Johnson remain for his trial and encouraged him to "stay and work with your experienced lawyer who is under an oath to represent you to the best of his ability." The court further stated, "this is not the juncture at which you can dismiss your lawyer and delay the trial. You certainly don't want to represent yourself today." Johnson interjected, "Yes, I do." The court continued "you are ready to go with a lawyer, and it is way too late to make a change of this nature at this time. I don't hear grounds to do so." Johnson resumed his complaints about his counsel and counsel's refusal to pursue a justification defense.

¶4 Johnson also suggested he was being persecuted outside of court by people who had "[s]ho[t] [his] house up and [his] dog with air soft" and placed items on his doorstep—items he wanted to share with the trial court. After a brief discussion with counsel addressing whether to revisit Johnson's previous competency determination, the court agreed to review several "papers" Johnson had brought to court. The court then advised Johnson that he would "have the chance to tell [his] story if [he] chose to testify with the advice of [his] lawyer," and explained that he would have the opportunity to ask questions through counsel. The court also described the trial process and again advised Johnson of his right to testify before calling the potential jurors for selection. Throughout this discussion and for the remainder of trial, Johnson did not again express any wish to represent himself.


¶5 The right to counsel includes the right to proceed without counsel. State v. Dunbar , 249 Ariz. 37, ¶ 11, 465 P.3d 527 (App. 2020) ; see also Faretta v. California , 422 U.S. 806, 836, 95 S.Ct. 2525, 45 L.Ed.2d 562 (1975). "[A]n erroneous denial of the right to proceed pro se by refusing to permit a defendant to waive counsel violates a defendant's constitutional rights and is reversible and structural error." State v. McLemore , 230 Ariz. 571, ¶ 23, 288 P.3d 775 (App. 2012). A defendant must timely and unequivocally invoke the right and, unless the request was made for the purpose of delay, a trial court must grant a timely request if the defendant's invocation is knowing, voluntary, and intelligent. Dunbar , 249 Ariz. 37, ¶¶ 11-12, 465 P.3d 527. A request made before the jury is empaneled is timely. Id. ¶ 12. And a defendant's request to proceed pro se "trigger[s] [a] court's protective duty to ascertain whether [the] waiver of counsel [is] intelligent, knowing and voluntary." McLemore , 230 Ariz. 571, ¶ 25, 288 P.3d 775. A court may not "refuse to consider the defendant's request altogether. Otherwise the constitutional right to defend one-self if he intelligently and competently chooses would be illusory." State v. Martin , 102 Ariz. 142, 145, 426 P.2d 639, 642 (1967).
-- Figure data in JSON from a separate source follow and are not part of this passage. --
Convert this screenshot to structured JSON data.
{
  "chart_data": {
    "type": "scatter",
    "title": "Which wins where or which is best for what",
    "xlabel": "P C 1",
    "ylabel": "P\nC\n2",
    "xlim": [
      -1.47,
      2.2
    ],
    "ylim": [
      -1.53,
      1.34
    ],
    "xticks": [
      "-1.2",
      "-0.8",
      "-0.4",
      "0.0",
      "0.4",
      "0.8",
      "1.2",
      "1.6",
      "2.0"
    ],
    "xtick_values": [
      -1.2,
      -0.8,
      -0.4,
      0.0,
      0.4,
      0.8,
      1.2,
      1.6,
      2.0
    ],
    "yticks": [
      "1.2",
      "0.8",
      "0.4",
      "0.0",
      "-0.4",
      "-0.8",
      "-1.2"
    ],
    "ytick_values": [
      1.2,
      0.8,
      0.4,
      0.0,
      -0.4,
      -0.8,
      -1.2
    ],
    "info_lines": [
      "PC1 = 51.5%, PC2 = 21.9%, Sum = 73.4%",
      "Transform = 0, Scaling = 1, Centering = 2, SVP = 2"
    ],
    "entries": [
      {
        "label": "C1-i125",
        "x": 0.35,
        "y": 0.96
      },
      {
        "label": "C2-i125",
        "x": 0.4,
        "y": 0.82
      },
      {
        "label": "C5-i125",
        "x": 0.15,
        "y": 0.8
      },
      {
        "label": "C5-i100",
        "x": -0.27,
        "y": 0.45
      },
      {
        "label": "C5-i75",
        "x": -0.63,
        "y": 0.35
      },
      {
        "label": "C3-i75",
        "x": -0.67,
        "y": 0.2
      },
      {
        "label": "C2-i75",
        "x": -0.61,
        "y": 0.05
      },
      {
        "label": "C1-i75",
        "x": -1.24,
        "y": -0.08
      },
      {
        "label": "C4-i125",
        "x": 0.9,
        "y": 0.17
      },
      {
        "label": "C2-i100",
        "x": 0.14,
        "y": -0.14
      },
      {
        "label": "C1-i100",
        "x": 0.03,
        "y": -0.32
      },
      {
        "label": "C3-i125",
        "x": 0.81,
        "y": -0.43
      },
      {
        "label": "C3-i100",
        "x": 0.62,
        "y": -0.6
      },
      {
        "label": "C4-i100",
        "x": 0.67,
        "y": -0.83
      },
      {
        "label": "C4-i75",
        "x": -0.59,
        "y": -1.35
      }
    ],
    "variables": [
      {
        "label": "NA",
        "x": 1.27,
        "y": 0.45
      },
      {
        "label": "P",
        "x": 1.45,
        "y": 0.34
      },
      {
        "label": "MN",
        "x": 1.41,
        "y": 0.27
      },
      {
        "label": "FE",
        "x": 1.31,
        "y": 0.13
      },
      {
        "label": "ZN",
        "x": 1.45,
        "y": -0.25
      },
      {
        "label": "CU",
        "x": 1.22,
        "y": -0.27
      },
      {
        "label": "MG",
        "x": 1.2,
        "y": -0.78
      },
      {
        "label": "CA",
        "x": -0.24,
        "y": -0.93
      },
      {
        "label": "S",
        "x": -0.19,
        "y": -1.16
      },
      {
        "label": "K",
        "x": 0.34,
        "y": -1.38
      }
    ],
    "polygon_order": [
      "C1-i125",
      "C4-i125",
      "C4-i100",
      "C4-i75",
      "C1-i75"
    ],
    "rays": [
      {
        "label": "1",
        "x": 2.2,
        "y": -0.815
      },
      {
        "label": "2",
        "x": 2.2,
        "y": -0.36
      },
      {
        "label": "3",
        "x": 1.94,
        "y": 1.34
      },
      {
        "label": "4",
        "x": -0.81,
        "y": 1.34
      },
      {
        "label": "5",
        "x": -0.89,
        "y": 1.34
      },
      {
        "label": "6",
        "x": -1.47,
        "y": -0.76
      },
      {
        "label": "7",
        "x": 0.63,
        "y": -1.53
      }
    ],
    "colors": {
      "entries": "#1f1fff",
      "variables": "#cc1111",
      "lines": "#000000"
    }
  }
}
Validity of Request to Proceed Pro Se

¶6 The state asserts Johnson did not "clearly and unequivocally" request to represent himself and instead was making "a reflexive retort" to a "rhetorical" statement by the trial court. It further contends that Johnson's statement was insufficiently "earnest" or "serious." The state, however, has provided no guidance on how to evaluate the earnestness or seriousness of Johnson's statement based on this record. Nor has it cited authority suggesting that we may discount a defendant's otherwise clear request merely because it was in response to a "rhetorical" statement by a trial court. Johnson affirmatively asserted that he wished to represent himself. The state's argument that this was anything but an unequivocal request to proceed pro se cannot be squared with the record. Cf. State v. Tucker , 231 Ariz. 125, ¶ 22, 290 P.3d 1248 (App. 2012) (noting appellate court should not "provide a post hoc rationale" for trial court's discretionary decision to close courtroom (quoting Carter v. State , 783 A.2d 871, 878 (Md. 1999) )).